22 yaşında ve kendi standartlarına göre çoğu erkekten üstün olduğunu düşünen fakat hiçbir kızla yakınlaşamayan Rodger bir noktadan sonra olayları nefretle değerlendirmeye başlayıp gördüğü her mutluluğun kendisinden çalındığı algısına kapılıyor. 2014 yılında da "insanlıktan intikam almak için" 6 kişiyi öldürerek facianın aktörü oluyor.
Adını unutmadığım bir okul katliamcısı. Babası yanılmıyorsam yönetmen gibi birşeydi. Yıllarca okulda gördüğü zorbalıklar, popüler kızların aşağılamaları sayesinde katile dönüştü. Asperger sendromu olduğunu da söylüyor uzmanlar. Özünde çok temiz bir çocukmuş ama finali kötü oldu.
Hayat böyledir zaten, fırlamalar ve zorbalar hergün bir puştluk yapar insanlar yutar, ama sakin bir insan aylarca yıllarca yutup da bir patlar ondan sonra fenalığı, asabiliği, haksızlığı ne derseniz artık her türlü eleştiri bombardımanına tutulur.
muhakeme yeteneği zayıf bir tipti.
adam abd vatandaşı, parası pulu var; yani istese sağlam bir kütüphane kurar, gezmedik müze bırakmaz; ama mal herif kadınlar niye beni sevmiyor diye katliam yapıyor. neyse ibret almak gerek.
Führerim, ulu filozofum, supreme centilmenim yolun yolumuzdur, davan davamızdır ant içtik kan biçeceğiz seni bir gün bile unutursak dilimiz damağımız kurusun nur içinde yat.
"Eğer bir gün sözlerim incellerle ters düşerse incelleri seçin."
pekte büyük iş başaramamış katliamcıdır. yani sen gel 150.000 kelimelik manifesto yaz, uzun süre bunun planını yap. yaz, çiz, tasarla ve 6 kişiyi öldür. hiç düşünmeden planlamadan eline tüfeği alıp içerisinde 20 kişinin bulunduğu bir kapalı ortama girsen bile en kötü ihtimalle 7-8 kelle alırsın.
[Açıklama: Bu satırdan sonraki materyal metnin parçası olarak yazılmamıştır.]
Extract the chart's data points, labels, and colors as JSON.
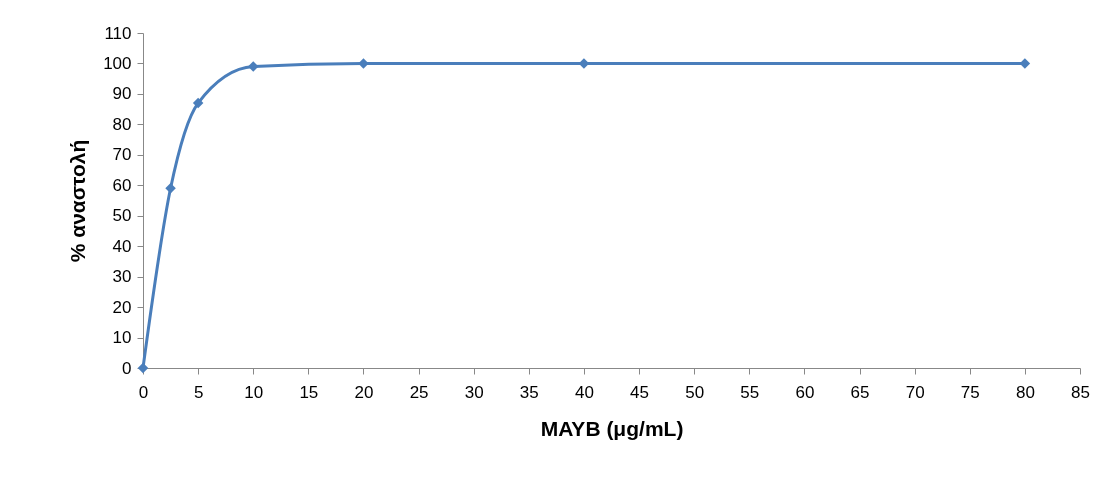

bakir oluşunu fazlasıyla dert eden, manifestosunda buna takdire şayan yer ayıran, pek çok videosunda belirten, ün salmayı başarabilmiş birer (bkz: mass shooter) dir.
silah, bıçak ile öldürme/yaralama, arabayla can aldı mı hatırlamıyorum.
lakin arabayla bir bariyere çarptıktan sonra kafasına sıktığı herkesçe bilinir.
23 mayıs 2014 deki bu trajik olayla ilgili youtube de geçen sene (bkz: coffehouse crime) kanalında güzel ve detaylı bir anlatım var.
not : manifestosunu okumaya kalkışmayın, gözünüzün kesmeyeceğinden eminim.
not 2 : elliot, (bkz: marc lepine) gibi bir anti feminist değildi.
Bir psikopat, cani, ruh hastası olarak anılsa da aslında bir kurbandır. Toplumun ve ailesinin kurbanıdır. Gelişim geriliği olan bir insana ömrü boyunca zorbalık yapar, aranıza arkadaş olarak almaz, karşı cins olarak göz ucuyla bile bakmaz, ailesi olarak yanında hiçbir zaman durmaz iseniz yalnızlığın ve sevgisizliğin verdiği ızdırap ile sizden nefret etmesi dışında bir seçenek bırakmamış olursunuz. Çocuk en son tanrıyım diye dolaşıyordu ortalıkta. Belli ki psikozu için genetik mirası da müsaitmiş.
Eğer o toplum Elliot'a birbirlerine sunduğu sevgiden bir nebze verseydi, zayıf gördüğünün üzerine çakallar gibi çökmeye çalışmasaydı bu bedeli ödemezdi. Evet Elliot birçok masum insanı öldürdü ve bu kabul edilemez. Peki hiçbir suçu olmayan Elliot isimli bu gencin her gün öldürülmesi kabul edilebilir miydi?